Erna Blanche

Earth Links has had a particular interest in supporting special education in Nicaragua, in bringing therapeutic expertise to a country whose most vulnerable citizens are especially so, given the pressures on the nation and its peoples from wars, natural disasters, and globalism. To that end, we held a national training in Managua in October 1993 (described in this post) for working occupational and physical therapists, teachers, and other professionals on sensory integration.
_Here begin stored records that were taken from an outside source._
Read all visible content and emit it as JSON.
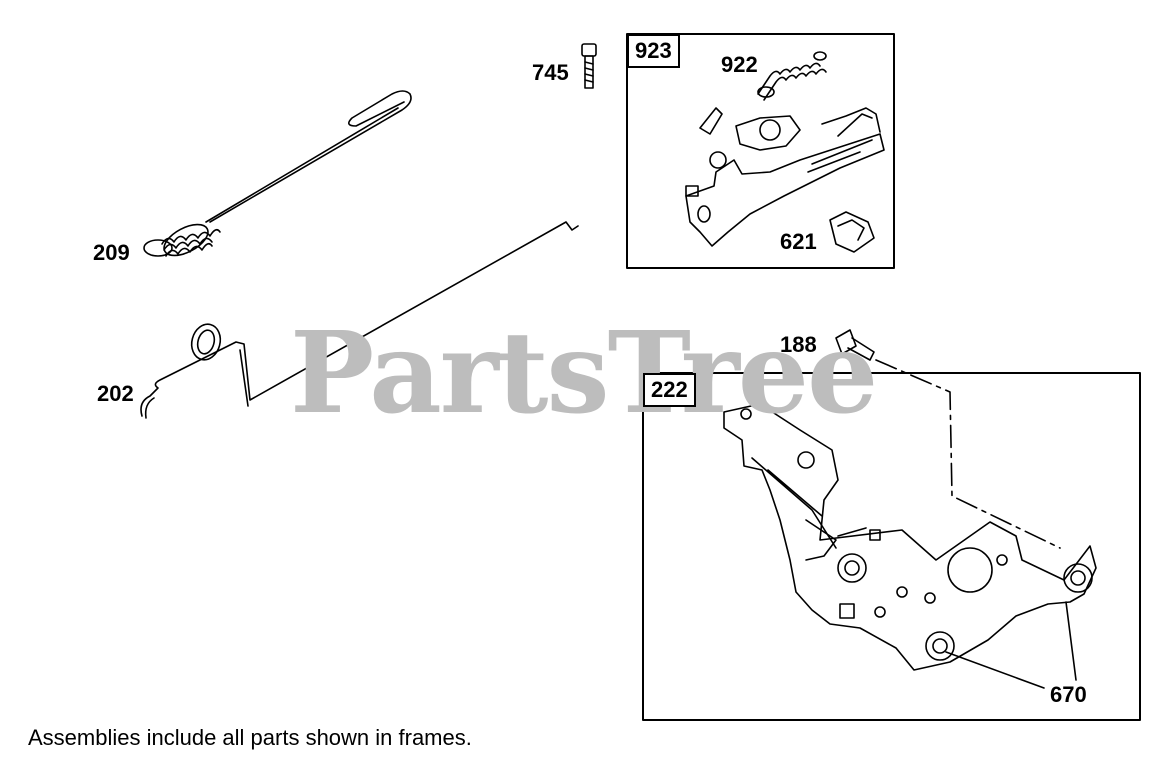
{
  "watermark": "PartsTree",
  "callouts": {
    "p209": "209",
    "p202": "202",
    "p745": "745",
    "p922": "922",
    "p621": "621",
    "p188": "188",
    "p670": "670"
  },
  "frames": {
    "f923": "923",
    "f222": "222"
  },
  "footnote": "Assemblies include all parts shown in frames."
}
The training was so successful that we initiated contact with the occupational therapy program at the National Autonomous University of Nicaragua (Universidad Nacional Autónoma de Nicaragua, UNAN) in southern Managua in order to expand the training. This was, at the time, the only training program for occupational therapy in Nicaragua and had been chronically short on resources (the OT program has since been closed, and now the university hosts the only physical therapy training program in Nicaragua).

In late spring 1995, Earth Links presented a special three day course for the approximately 30 university students in the program, as well as a handful of US students, from Arapahoe Community College in Colorado. Erna Blanche, a US-based therapist originally from Chile, led the course, with assistance from therapists Lois Hickman and Wanda Rosario, who are both based in Colorado. The inclusion of US students and help from Three Americas and the Santa Cruz Sister Cities Project in transporting wheelchairs donated by the Monterey County school system made the trip especially effective.

The training included hands-on presentations with local parents, who brought in their children for assessment and treatment. Students were very enthusiastic and appreciated the state-of-the-art treatment methods. The US therapists were also given a tour of a pediatric facility in Managua so that they could see the therapeutic approaches Nicaraguan physical and occupational therapists were using to rehabilitate patients, which resulted in discussions and demonstrations of moving away from a focus on range-of-motion and other specific physical skills and toward purposeful activities and daily living skills.

Overall the course was very successful and served a number of real needs in several areas of the country, as the students would go on to work as therapists throughout Nicaragua.